Perang menjadi tontonan yang dibuat dari laporan langsung yang diperpanjang yang ditujukan untuk dramatisasi konflik. Menurut ahli teori Prancis, perang bukan lagi masalah pemenang dan pecundang: melainkan, yang penting adalah siapa yang menceritakan diri sendiri sebagai pemenang. Amerika Serikat mungkin telah kalah dalam pertempuran di Vietnam, tetapi mereka memenangkan perang di layar. Dengan kata lain, jika AS kalah dalam perang Vietnam yang sebenarnya, yang hiperrealitas perang memiliki hasil yang berbeda.

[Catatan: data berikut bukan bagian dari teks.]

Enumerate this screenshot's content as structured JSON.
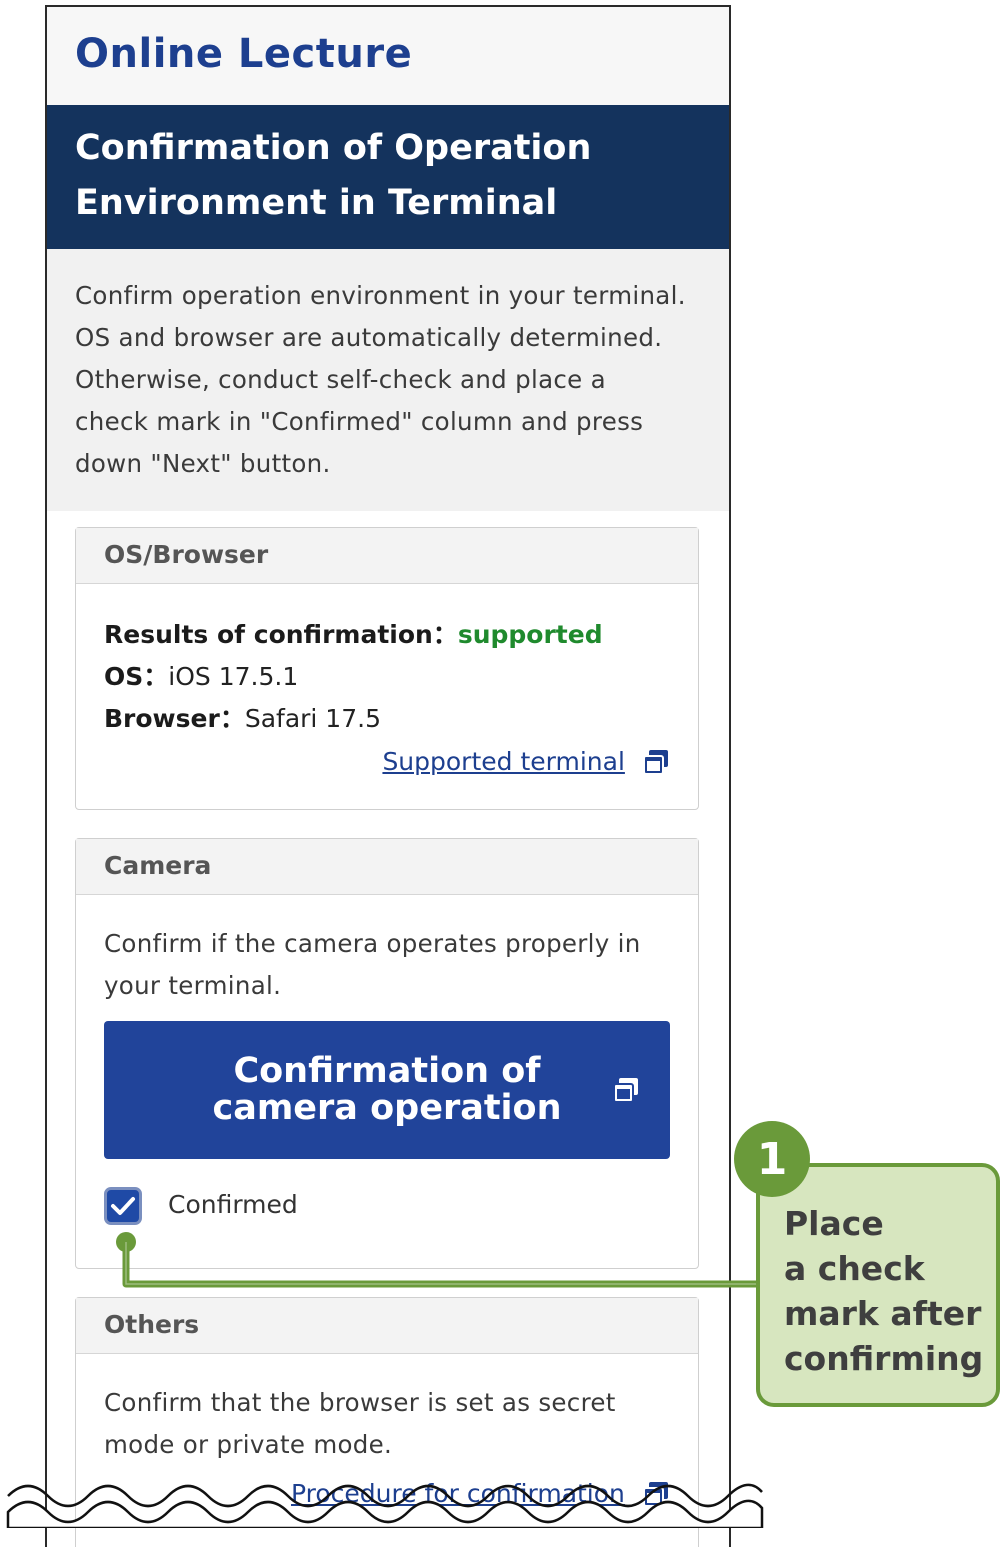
{
  "app": {
    "title": "Online Lecture"
  },
  "page": {
    "title_line1": "Confirmation of Operation",
    "title_line2": "Environment in Terminal"
  },
  "intro": {
    "lines": [
      "Confirm operation environment in your terminal.",
      "OS and browser are automatically determined.",
      "Otherwise, conduct self-check and place a",
      "check mark in \"Confirmed\" column and press",
      "down \"Next\" button."
    ]
  },
  "os_browser": {
    "header": "OS/Browser",
    "result_label": "Results of confirmation：",
    "result_value": "supported",
    "os_label": "OS：",
    "os_value": "iOS 17.5.1",
    "browser_label": "Browser：",
    "browser_value": "Safari 17.5",
    "link_label": "Supported terminal"
  },
  "camera": {
    "header": "Camera",
    "line1": "Confirm if the camera operates properly in",
    "line2": "your terminal.",
    "button_line1": "Confirmation of",
    "button_line2": "camera operation",
    "checkbox_label": "Confirmed",
    "checked": true
  },
  "others": {
    "header": "Others",
    "line1": "Confirm that the browser is set as secret",
    "line2": "mode or private mode.",
    "link_partial": "Procedure for confirmation"
  },
  "callout": {
    "number": "1",
    "lines": [
      "Place",
      "a check",
      "mark after",
      "confirming"
    ]
  },
  "colors": {
    "navy": "#14335d",
    "button_blue": "#21449a",
    "link": "#1d3f8f",
    "supported": "#1f8a2d",
    "callout_green": "#6a9a3a",
    "callout_fill": "#d7e6bf"
  },
  "icons": {
    "external": "external-window-icon",
    "check": "checkmark-icon"
  }
}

Lebih jauh, dia menyarankan agar kita mencapai titik luapan simbolis sedemikian rupa sehingga status-kebenaran gambar menjadi sulit untuk ditentukan. Tidak ada yang terdengar lebih tepat di dunia palsu dengan berita palsu. Memang, ia dapat dianggap sebagai ahli teori berita palsu yang prematur. Berita palsu bukan hanya masalah benar atau salahnya representasi: karena ini akan menjadi masalah lama objektivitas dan propaganda politik.

Isu berita palsu menyangkut prinsip realitas itu sendiri: apakah peristiwa yang digambarkan itu nyata? Pertanyaan ini mendahului apakah peristiwa tersebut dinarasikan dengan benar atau disalahartikan. Realitas dari peristiwa itu sendiri yang semakin sulit untuk dilihat dalam dunia simulakra dan simulasi kita.

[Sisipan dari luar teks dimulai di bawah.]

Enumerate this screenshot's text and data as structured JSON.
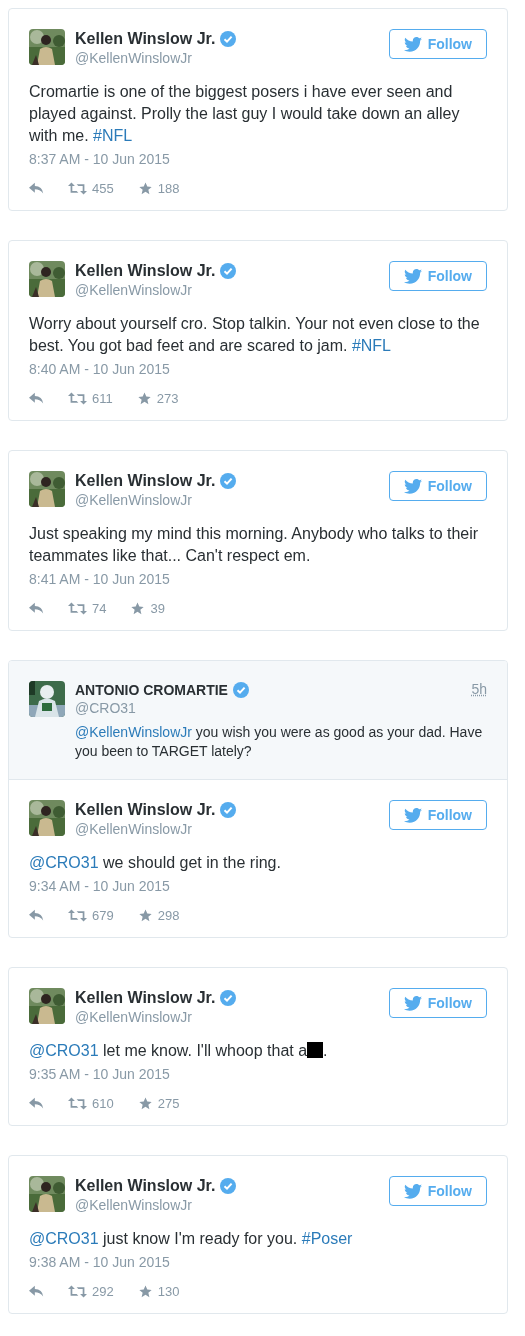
{
  "tweets": [
    {
      "author": {
        "name": "Kellen Winslow Jr.",
        "handle": "@KellenWinslowJr",
        "verified": true
      },
      "follow_label": "Follow",
      "text": [
        {
          "kind": "text",
          "text": "Cromartie is one of the biggest posers i have ever seen and played against. Prolly the last guy I would take down an alley with me. "
        },
        {
          "kind": "link",
          "text": "#NFL"
        }
      ],
      "time": "8:37 AM - 10 Jun 2015",
      "retweets": "455",
      "likes": "188"
    },
    {
      "author": {
        "name": "Kellen Winslow Jr.",
        "handle": "@KellenWinslowJr",
        "verified": true
      },
      "follow_label": "Follow",
      "text": [
        {
          "kind": "text",
          "text": "Worry about yourself cro. Stop talkin. Your not even close to the best. You got bad feet and are scared to jam. "
        },
        {
          "kind": "link",
          "text": "#NFL"
        }
      ],
      "time": "8:40 AM - 10 Jun 2015",
      "retweets": "611",
      "likes": "273"
    },
    {
      "author": {
        "name": "Kellen Winslow Jr.",
        "handle": "@KellenWinslowJr",
        "verified": true
      },
      "follow_label": "Follow",
      "text": [
        {
          "kind": "text",
          "text": "Just speaking my mind this morning. Anybody who talks to their teammates like that... Can't respect em."
        }
      ],
      "time": "8:41 AM - 10 Jun 2015",
      "retweets": "74",
      "likes": "39"
    },
    {
      "in_reply_to": {
        "author": {
          "name": "ANTONIO CROMARTIE",
          "handle": "@CRO31",
          "verified": true
        },
        "age": "5h",
        "text": [
          {
            "kind": "link",
            "text": "@KellenWinslowJr"
          },
          {
            "kind": "text",
            "text": " you wish you were as good as your dad. Have you been to TARGET lately?"
          }
        ]
      },
      "author": {
        "name": "Kellen Winslow Jr.",
        "handle": "@KellenWinslowJr",
        "verified": true
      },
      "follow_label": "Follow",
      "text": [
        {
          "kind": "link",
          "text": "@CRO31"
        },
        {
          "kind": "text",
          "text": " we should get in the ring."
        }
      ],
      "time": "9:34 AM - 10 Jun 2015",
      "retweets": "679",
      "likes": "298"
    },
    {
      "author": {
        "name": "Kellen Winslow Jr.",
        "handle": "@KellenWinslowJr",
        "verified": true
      },
      "follow_label": "Follow",
      "text": [
        {
          "kind": "link",
          "text": "@CRO31"
        },
        {
          "kind": "text",
          "text": " let me know. I'll whoop that a"
        },
        {
          "kind": "redacted"
        },
        {
          "kind": "text",
          "text": "."
        }
      ],
      "time": "9:35 AM - 10 Jun 2015",
      "retweets": "610",
      "likes": "275"
    },
    {
      "author": {
        "name": "Kellen Winslow Jr.",
        "handle": "@KellenWinslowJr",
        "verified": true
      },
      "follow_label": "Follow",
      "text": [
        {
          "kind": "link",
          "text": "@CRO31"
        },
        {
          "kind": "text",
          "text": " just know I'm ready for you. "
        },
        {
          "kind": "link",
          "text": "#Poser"
        }
      ],
      "time": "9:38 AM - 10 Jun 2015",
      "retweets": "292",
      "likes": "130"
    }
  ]
}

Secara keseluruhan, filafat Baudrillard menunjukkan bahwa hidup kita telah terjerat dengan hiperrealitas. Kita semakin terputus dari alam, kehidupan organik, dan materialitas itu sendiri: kita hidup dalam ranah budaya hiperrealitas murni. Bahkan dunia seni menghadapi masalah immaterialitas dengan berkembangnya seni digital.

Relevansi eksistensial dari hiperrealitas mensyaratkan bahwa simulakra mendahului realitas dalam pemahaman hidup kita. Lebih jauh, dunia dengan konfigurasi simbolik tak terbatas dan kebenaran hermetis membawa masalah makna dan identitas: “ketika yang nyata tidak lagi seperti dulu, nostalgia mengambil makna penuhnya” (Baudrillard, 1983).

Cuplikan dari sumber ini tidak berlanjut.